13. Do you have a Christmas tree? If so, you haven't read Jeremiah 10:2-8, which states" Thus saith the Lord, Learn not the way of the heathen, and be not dismayed at the signs of heaven; for the heathen are dismayed at them. For the customs of the people are vain: for one cutteth a tree out of the forest, the work of the hands of the workman, with the axe. They deck it with silver and with gold; they fasten it with nails and with hammers, that it move not.... They are altogether brutish and foolish."
These questions are not intended to ridicule believers, but to point out the fact that absolutely none of the self-righteous Christians who want to score the Republican nomination adhere to their faith by the letter. And this is probably a good thing, since these are people that, save for Ron Paul, do not believe in any separation of church and state. Asking Michele Bachmann, a self-described Evangelical whether or not she's submissive is an absolutely fair question because she brings her private beliefs into the public spectre so often; in that vein, it would be completely acceptable to ask any other Republican hopeful any of the above.
I thoroughly encourage you to think about exactly what your politicians bring to the table. Do they have sound ideas about how to better the lives of others or demand that hundreds of millions of very different people have their rights restricted or removed because of their belief in the superiority of words written by some of the most proudly brutal men in human history? Political ideals and religious practice are and must remain sovereign in order for nations to become and remain free. Perhaps, Republicans would understand the necessary segregation between church and state if they actually researched the woman whose words mean so much to them.

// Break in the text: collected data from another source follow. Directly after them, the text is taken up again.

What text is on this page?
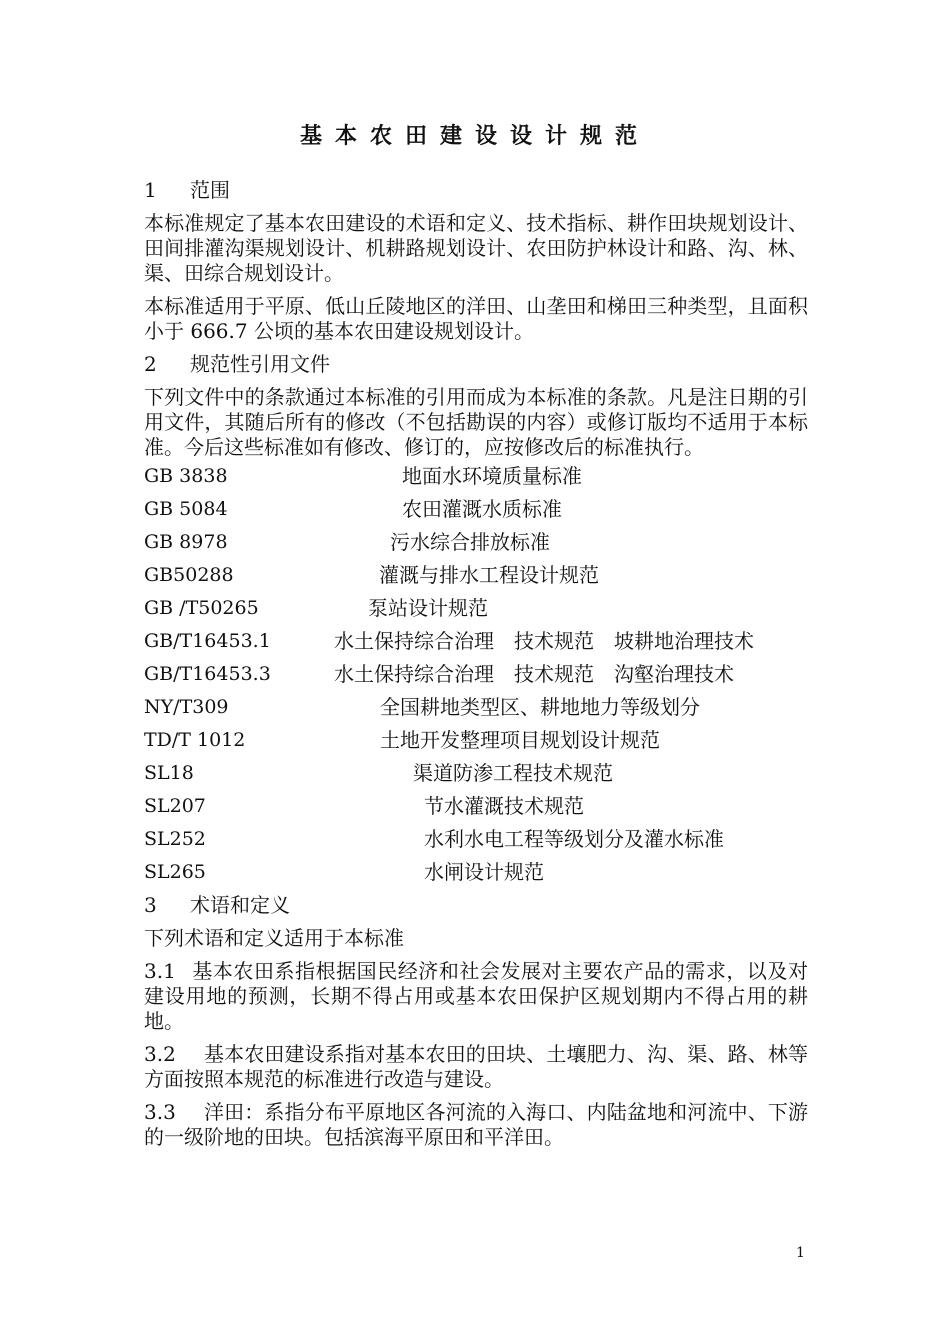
基本农田建设设计规范
1 范围
本标准规定了基本农田建设的术语和定义、技术指标、耕作田块规划设计、田间排灌沟渠规划设计、机耕路规划设计、农田防护林设计和路、沟、林、渠、田综合规划设计。
本标准适用于平原、低山丘陵地区的洋田、山垄田和梯田三种类型，且面积小于 666.7 公顷的基本农田建设规划设计。
2 规范性引用文件
下列文件中的条款通过本标准的引用而成为本标准的条款。凡是注日期的引用文件，其随后所有的修改（不包括勘误的内容）或修订版均不适用于本标准。今后这些标准如有修改、修订的，应按修改后的标准执行。
GB 3838	地面水环境质量标准
GB 5084	农田灌溉水质标准
GB 8978	污水综合排放标准
GB50288	灌溉与排水工程设计规范
GB /T50265	泵站设计规范
GB/T16453.1	水土保持综合治理　技术规范　坡耕地治理技术
GB/T16453.3	水土保持综合治理　技术规范　沟壑治理技术
NY/T309	全国耕地类型区、耕地地力等级划分
TD/T 1012	土地开发整理项目规划设计规范
SL18	渠道防渗工程技术规范
SL207	节水灌溉技术规范
SL252	水利水电工程等级划分及灌水标准
SL265	水闸设计规范
3 术语和定义
下列术语和定义适用于本标准
3.1 基本农田系指根据国民经济和社会发展对主要农产品的需求，以及对建设用地的预测，长期不得占用或基本农田保护区规划期内不得占用的耕地。
3.2 基本农田建设系指对基本农田的田块、土壤肥力、沟、渠、路、林等方面按照本规范的标准进行改造与建设。
3.3 洋田：系指分布平原地区各河流的入海口、内陆盆地和河流中、下游的一级阶地的田块。包括滨海平原田和平洋田。
1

Ayn Rand was the selfish, free-market heroine, but she was also pro-choice and very staunchly atheist. She also was an immigrant.
What I have done here is what folks like Michele Bachmann and Rick Santorum don't want you to do, and that's think. One question generally follows another- not only in a political debate, but in life itself. It's when we stop asking questions and making decisions based on fact and instead settle for appeals to judgmentalism force-fed by those who care naught about us that we become partners in the loss of liberty.